Mistake 2: Checking discriminator without checking length first
// WRONG: panics if data.len() < 8
let discriminator = &data[..8]; // Index out of bounds on empty accounts!Always verify data.len() >= 8 before indexing into the discriminator range.
Mistake 3: Skipping semantic validation after deserialization
// INSUFFICIENT: discriminator check passes but field values are not validated
let vault = safe_deserialize(&data)?;
// vault.fee_bps could be 65535 — attacker-controlled within the type's range
let fee = amount * vault.fee_bps as u64 / 10_000;After structural validation (discriminator, owner, length), always validate that numeric fields fall within their expected business-logic ranges. An attacker who controls account data can still set any value that fits in the field’s type.

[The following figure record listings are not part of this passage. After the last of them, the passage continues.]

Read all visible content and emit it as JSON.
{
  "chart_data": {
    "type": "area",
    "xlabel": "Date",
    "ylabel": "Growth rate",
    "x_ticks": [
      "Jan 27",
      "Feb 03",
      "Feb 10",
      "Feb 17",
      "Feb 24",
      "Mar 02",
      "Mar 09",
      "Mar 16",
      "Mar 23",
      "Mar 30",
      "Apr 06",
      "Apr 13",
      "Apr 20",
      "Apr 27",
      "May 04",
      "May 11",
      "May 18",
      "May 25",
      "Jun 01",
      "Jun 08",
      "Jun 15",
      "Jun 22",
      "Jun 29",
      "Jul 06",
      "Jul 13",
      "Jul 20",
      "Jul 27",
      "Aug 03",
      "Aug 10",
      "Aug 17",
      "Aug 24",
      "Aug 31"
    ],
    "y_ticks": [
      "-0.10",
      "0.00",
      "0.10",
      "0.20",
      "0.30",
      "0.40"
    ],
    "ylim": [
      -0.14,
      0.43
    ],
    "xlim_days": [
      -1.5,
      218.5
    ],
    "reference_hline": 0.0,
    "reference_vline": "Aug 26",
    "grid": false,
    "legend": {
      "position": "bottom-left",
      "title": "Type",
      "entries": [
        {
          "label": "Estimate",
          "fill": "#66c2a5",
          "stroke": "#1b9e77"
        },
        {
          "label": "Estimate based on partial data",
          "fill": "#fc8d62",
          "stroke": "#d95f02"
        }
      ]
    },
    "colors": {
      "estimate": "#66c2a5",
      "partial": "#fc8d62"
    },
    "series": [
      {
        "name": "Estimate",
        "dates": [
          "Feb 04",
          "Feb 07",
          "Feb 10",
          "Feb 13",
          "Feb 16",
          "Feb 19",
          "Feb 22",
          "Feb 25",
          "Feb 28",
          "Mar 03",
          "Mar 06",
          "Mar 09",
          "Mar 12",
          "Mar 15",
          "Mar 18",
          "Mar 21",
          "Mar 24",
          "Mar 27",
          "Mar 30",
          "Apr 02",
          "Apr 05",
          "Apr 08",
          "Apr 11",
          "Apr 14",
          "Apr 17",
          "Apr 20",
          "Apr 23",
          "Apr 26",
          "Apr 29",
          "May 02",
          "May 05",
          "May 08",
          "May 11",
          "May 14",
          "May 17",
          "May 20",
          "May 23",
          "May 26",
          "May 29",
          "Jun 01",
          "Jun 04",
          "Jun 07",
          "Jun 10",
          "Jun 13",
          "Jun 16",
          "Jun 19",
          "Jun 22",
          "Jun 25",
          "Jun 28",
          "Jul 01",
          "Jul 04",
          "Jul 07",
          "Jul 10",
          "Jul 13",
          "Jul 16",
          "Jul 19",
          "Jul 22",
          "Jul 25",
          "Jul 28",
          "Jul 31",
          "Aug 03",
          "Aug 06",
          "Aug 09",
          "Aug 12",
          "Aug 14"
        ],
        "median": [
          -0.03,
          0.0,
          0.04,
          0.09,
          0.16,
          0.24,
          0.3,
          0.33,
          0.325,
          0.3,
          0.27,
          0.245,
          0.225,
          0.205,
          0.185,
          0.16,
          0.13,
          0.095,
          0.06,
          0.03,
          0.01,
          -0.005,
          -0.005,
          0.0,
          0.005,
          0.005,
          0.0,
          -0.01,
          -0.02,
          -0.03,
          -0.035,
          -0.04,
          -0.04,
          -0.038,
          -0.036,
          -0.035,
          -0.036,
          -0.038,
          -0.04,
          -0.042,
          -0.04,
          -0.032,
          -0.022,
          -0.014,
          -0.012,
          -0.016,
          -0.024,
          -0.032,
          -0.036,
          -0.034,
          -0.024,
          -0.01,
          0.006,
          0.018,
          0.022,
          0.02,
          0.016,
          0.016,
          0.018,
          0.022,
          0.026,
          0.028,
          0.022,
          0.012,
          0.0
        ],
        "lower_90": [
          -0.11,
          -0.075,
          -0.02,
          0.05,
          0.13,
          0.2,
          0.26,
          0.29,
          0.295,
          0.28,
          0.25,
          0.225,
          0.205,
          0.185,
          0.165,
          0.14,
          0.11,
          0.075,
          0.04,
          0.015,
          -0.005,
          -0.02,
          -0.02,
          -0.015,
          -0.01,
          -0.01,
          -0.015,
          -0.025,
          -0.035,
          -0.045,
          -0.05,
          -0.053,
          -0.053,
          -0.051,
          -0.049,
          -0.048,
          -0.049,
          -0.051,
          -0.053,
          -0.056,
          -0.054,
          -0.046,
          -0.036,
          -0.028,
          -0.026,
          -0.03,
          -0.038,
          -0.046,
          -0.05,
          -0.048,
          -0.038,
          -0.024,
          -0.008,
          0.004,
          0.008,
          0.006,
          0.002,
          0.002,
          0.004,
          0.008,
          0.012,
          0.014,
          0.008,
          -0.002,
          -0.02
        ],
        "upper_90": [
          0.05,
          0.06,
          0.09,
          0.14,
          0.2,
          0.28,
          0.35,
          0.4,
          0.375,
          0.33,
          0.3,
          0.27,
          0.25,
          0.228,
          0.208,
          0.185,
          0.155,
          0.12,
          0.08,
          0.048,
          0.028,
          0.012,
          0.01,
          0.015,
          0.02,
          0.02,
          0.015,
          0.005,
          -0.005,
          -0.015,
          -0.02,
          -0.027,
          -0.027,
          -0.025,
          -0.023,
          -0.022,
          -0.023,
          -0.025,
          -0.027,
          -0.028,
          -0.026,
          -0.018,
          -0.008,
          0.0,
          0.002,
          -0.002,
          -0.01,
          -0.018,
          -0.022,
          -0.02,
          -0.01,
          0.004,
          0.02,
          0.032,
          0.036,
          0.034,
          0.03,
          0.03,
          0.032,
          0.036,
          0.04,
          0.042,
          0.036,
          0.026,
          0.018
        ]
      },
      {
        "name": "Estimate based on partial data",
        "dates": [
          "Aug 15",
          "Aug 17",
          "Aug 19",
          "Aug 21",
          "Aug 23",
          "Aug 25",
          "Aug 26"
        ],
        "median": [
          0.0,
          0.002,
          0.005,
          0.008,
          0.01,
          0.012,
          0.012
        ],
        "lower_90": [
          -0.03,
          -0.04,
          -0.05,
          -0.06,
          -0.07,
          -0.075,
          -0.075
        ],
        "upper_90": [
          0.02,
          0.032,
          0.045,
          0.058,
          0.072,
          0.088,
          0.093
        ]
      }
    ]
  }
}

Mistake 4: Using AccountInfo for accounts that are always owned by this program
// WRONG: this account is always this program's — use Account<'info, T>
/// CHECK: This is our vault account
pub vault: AccountInfo<'info>,
// CORRECT:
pub vault: Account<'info, Vault>,AccountInfo should only be used when you genuinely need raw access — for example, when an account is passed through without reading its data, or when the account type is not known at compile time.